Portugal, cuja história está resumida e concentrada em 7 minutos é um país realmente especial. A história, a desproporção entre o nosso tamanho e a nossa grandeza são realmente raros no mundo. Eu digo únicos.
Os portugueses são bem estranhos, capazes do melhor e de coisas muito más, mas somos, como povo, incapazes do pior.
Portugal foi o primeiro país do mundo a abolir a pena de morte. "A última execução ocorreu em 1846, em Lagos, e a pena foi abolida em 1867, com a aprovação de noventa por cento dos deputados das Cortes. Muito antes da maioria dos nossos vizinhos europeus: relembre-se que a Espanha, em 1975, ainda executava pessoas com garrote; o Reino Unido só aboliu a pena capital em 1973, e a França em 1981. Quanto aos Estados Unidos são bem conhecidos os tristes números dos seus corredores da morte, onde durante anos se acumulam presos destinados à injecção letal, à cadeira eléctrica e mesmo à forca (ainda prevista em alguns estados)."
Mais de 100 anos adiantados em relação a outros países, de economias mais desenvolvidas.

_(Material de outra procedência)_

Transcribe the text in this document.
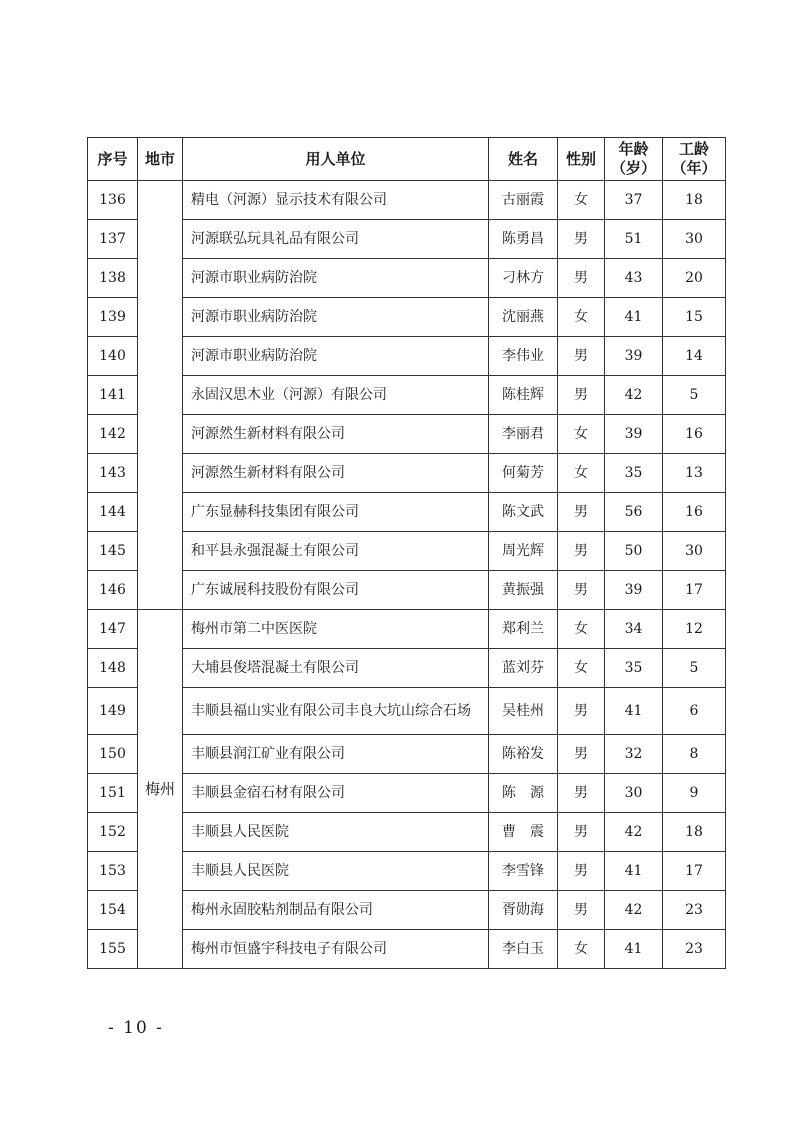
序号	地市	用人单位	姓名	性别	年龄（岁）	工龄（年）
136		精电（河源）显示技术有限公司	古丽霞	女	37	18
137		河源联弘玩具礼品有限公司	陈勇昌	男	51	30
138		河源市职业病防治院	刁林方	男	43	20
139		河源市职业病防治院	沈丽燕	女	41	15
140		河源市职业病防治院	李伟业	男	39	14
141		永固汉思木业（河源）有限公司	陈桂辉	男	42	5
142		河源然生新材料有限公司	李丽君	女	39	16
143		河源然生新材料有限公司	何菊芳	女	35	13
144		广东显赫科技集团有限公司	陈文武	男	56	16
145		和平县永强混凝土有限公司	周光辉	男	50	30
146		广东诚展科技股份有限公司	黄振强	男	39	17
147	梅州	梅州市第二中医医院	郑利兰	女	34	12
148		大埔县俊塔混凝土有限公司	蓝刘芬	女	35	5
149		丰顺县福山实业有限公司丰良大坑山综合石场	吴桂州	男	41	6
150		丰顺县润江矿业有限公司	陈裕发	男	32	8
151		丰顺县金宿石材有限公司	陈　源	男	30	9
152		丰顺县人民医院	曹　震	男	42	18
153		丰顺县人民医院	李雪锋	男	41	17
154		梅州永固胶粘剂制品有限公司	胥勋海	男	42	23
155		梅州市恒盛宇科技电子有限公司	李白玉	女	41	23
- 10 -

Em muitas coisas temos muito a aprender, mas nestes assuntos de humanidade acho que temos ensinado.
Um dos argumentos, que considero mais provincianos é o que faz a perversa ligação entre desenvolvimento e aborto. Ou a ligação entre aborto livre e um perverso conceito de desenvolvimento.
O primeiro país a legalizar o aborto foi a União Soviética em 1921 após a revolução. Ainda hoje a Rússia está no podium dos abortos, com 60% de todas as gravidezes a terminar em aborto. (dados de entidades cientificas russas em silentvoices.org).
O recordista mundial de abortos é a Roménia com 3 em cada 4 gravidezes a terminar em aborto. (segundo o mesmo site).
O aborto é livre na Albânia, na Arménia, no Cazaquistão, no Azerbeijão, na Bielorrússia, na Bósnia-Herzegovina, por exemplo.
Em um terço dos países desenvolvidos o Aborto NÃO é livre (informações do Partido Socialista Europeu, editadas em Portugal pelo PS). Entre esses países estão a Irlanda (onde só é permitida em caso de risco de vida da mãe), parte do Reino Unido (Irlanda do Norte) e a Suiça.
Se há coisa que o aborto não é seguramente, é sinal de desenvolvimento.
Uma sociedade desenvolvida e forte não exclui os mais fracos, sejam deficientes, velhos, ou bebés por nascer.
Portugal não é a Finlândia dos sonhos de alguns dos nossos políticos; que em vez de imitarem o que esses países têm de melhor (como licenças de maternidade até 24 meses e protecção e incentivo à família) querem imitar a única coisa que seguramente não nos fará mais desenvolvidos, nem mais solidários, nem melhor país. Muito pelo contrário.